Building Belief

How collaboration turned Henrico County’s Affordable Housing Trust Fund from concept to catalyst
Introduction
Henrico County created the Affordable Housing Trust Fund with a clear purpose: to make homeownership attainable for the families who keep the community running — and to prove that affordability and quality can coexist. The Fund represents a $60 million commitment from the County to expand access to homeownership and strengthen economic mobility.
Through partnership with the Partnership for Housing Affordability (PHA) and a network of private homebuilders, the Fund is already helping deliver more than 270 new homes for first-time buyers, with the potential to reach 750 within five years.
What makes Henrico’s story remarkable isn’t just the scale of investment — it’s the belief that collaboration could turn an ambitious idea into real outcomes. The Fund launched with no local precedent to follow, only shared conviction that affordability could work if everyone had a stake in the outcome.
The Challenge
Henrico, like much of the region, faces a widening affordability gap. Home prices have risen faster than wages, and the housing stock hasn’t kept pace with population growth. Many residents who work in the county — teachers, health aides, and public employees — have been priced out of the communities they serve.
For decades, affordable homeownership was treated as an abstract ideal: good in theory, hard to fund, and even harder to execute.
“We’ve been underbuilding for years,” said Shelby Carney, PHA’s Director of Special Projects. “We had to create something that not only added units but built wealth for the families who live here.”
That dual focus — production and prosperity — shaped the Fund’s design. It offers subsidies to builders developing homes for buyers earning between 60% and 120% of area median income, the range where many working families fall. The revenue comes from a modern source: taxes generated by Henrico’s growing network of data centers.

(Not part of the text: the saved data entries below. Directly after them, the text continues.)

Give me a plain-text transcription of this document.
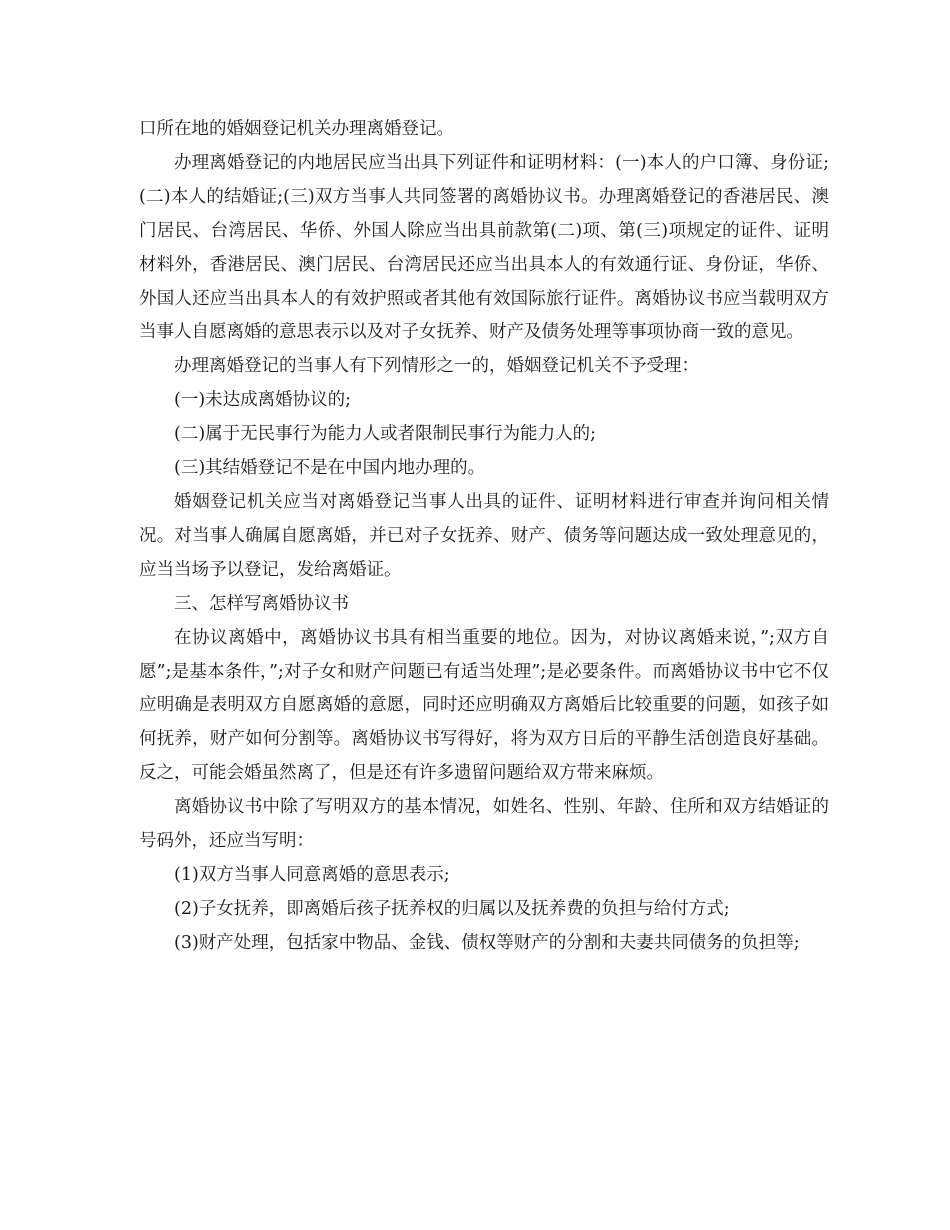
口所在地的婚姻登记机关办理离婚登记。

办理离婚登记的内地居民应当出具下列证件和证明材料：(一)本人的户口簿、身份证;(二)本人的结婚证;(三)双方当事人共同签署的离婚协议书。办理离婚登记的香港居民、澳门居民、台湾居民、华侨、外国人除应当出具前款第(二)项、第(三)项规定的证件、证明材料外，香港居民、澳门居民、台湾居民还应当出具本人的有效通行证、身份证，华侨、外国人还应当出具本人的有效护照或者其他有效国际旅行证件。离婚协议书应当载明双方当事人自愿离婚的意思表示以及对子女抚养、财产及债务处理等事项协商一致的意见。

办理离婚登记的当事人有下列情形之一的，婚姻登记机关不予受理：

(一)未达成离婚协议的;

(二)属于无民事行为能力人或者限制民事行为能力人的;

(三)其结婚登记不是在中国内地办理的。

婚姻登记机关应当对离婚登记当事人出具的证件、证明材料进行审查并询问相关情况。对当事人确属自愿离婚，并已对子女抚养、财产、债务等问题达成一致处理意见的，应当当场予以登记，发给离婚证。

三、怎样写离婚协议书

在协议离婚中，离婚协议书具有相当重要的地位。因为，对协议离婚来说，”;双方自愿”;是基本条件，”;对子女和财产问题已有适当处理”;是必要条件。而离婚协议书中它不仅应明确是表明双方自愿离婚的意愿，同时还应明确双方离婚后比较重要的问题，如孩子如何抚养，财产如何分割等。离婚协议书写得好，将为双方日后的平静生活创造良好基础。反之，可能会婚虽然离了，但是还有许多遗留问题给双方带来麻烦。

离婚协议书中除了写明双方的基本情况，如姓名、性别、年龄、住所和双方结婚证的号码外，还应当写明：

(1)双方当事人同意离婚的意思表示;

(2)子女抚养，即离婚后孩子抚养权的归属以及抚养费的负担与给付方式;

(3)财产处理，包括家中物品、金钱、债权等财产的分割和夫妻共同债务的负担等;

“Through this investment, Henrico is redefining what it means to grow responsibly connecting the County’s economic gains to the families working every day to call it home.“ – Carney
Building Belief
Before the first home was built, PHA spent a year establishing relationships with builders, lenders, and realtors to shape a program that worked for everyone involved. The early meetings weren’t easy — the idea of a publicly supported homeownership initiative raised both excitement and skepticism.
“The red tape in most affordable projects keeps builders away,” said a homebuilder who participated in the Fund. “PHA’s approach took that off the table. They created a system that was fast, fair, and predictable. Once we saw that, we were all in.”
By cutting permitting timelines, waiving certain fees, and providing public support upfront, Henrico and PHA gave builders both the confidence and the incentive to participate. That commitment was reciprocated. Builders began designing homes that met both affordability and quality goals — the same materials, craftsmanship, and neighborhoods as market-rate properties.
Lenders followed. Silverton Mortgage, Virginia Housing, and Virginia Credit Union helped families close on their first homes and provided essential input to establish program documents that support expanded access to additional first-time homebuyer resources, while the County’s tax assessor’s office ensured that affordable units were valued and taxed correctly so buyers could realize equity over time.
That alignment — across government, nonprofit, and private sectors — became the heartbeat of the initiative. “When people talk about collaboration, this is what they mean,” Carney said. “Everyone made time to talk. Everyone was transparent about their goals. That’s what made belief possible.”
Turning Vision into Proof
To date, the Fund has awarded $24.7 million to developers, supporting 270 homes sold between $185,000 and $350,000 — price points almost unheard of in the current market. The average buyer earns roughly $78,000 a year, with a median family size of two and an average credit score near 750. About 60% of buyers already lived in Henrico, and nearly one-third are County employees.
Each number represents a shift — families moving from rent to ownership, local workers able to live where they work, and neighborhoods gaining new stability. The Fund’s impact also extends beyond housing. At full build-out, the initiative is projected to create 1,700 local jobs, generate $125 million in wages, and contribute $6.3 million in annual tax revenue to Henrico’s economy.
A participating homebuilder described it simply: “We’re builders of the American Dream. This program proves that affordability and quality can thrive together. It’s not just about selling homes — it’s about broadening who gets to call this region home.”
Shared Momentum

The Fund’s progress has already started to ripple outward — not through formal expansion plans, but through growing interest and belief in what’s possible when sectors work together. PHA’s partnerships with builders and lenders continue to strengthen as the model proves itself, and Henrico’s clear investment in equity-driven growth is sparking more conversations about how collaboration can shape the region’s future. As Carney put it, “We’re just getting started.”
A Foundation for the Future
In a housing landscape often defined by division — public versus private, market versus mission — Henrico’s Affordable Housing Trust Fund offers a different story. It’s proof that collaboration can replace competition, and that belief, when shared, can become infrastructure.
What began as a leap of faith has become a working blueprint: 25 homes built and sold, hundreds more awarded and underway, and a growing network of partners who now see affordability not as charity, but as smart community design.
And somewhere in Henrico tonight, another family is turning the key to their first home — not knowing their closing is part of something much larger: a region learning, together, what it means to build belief.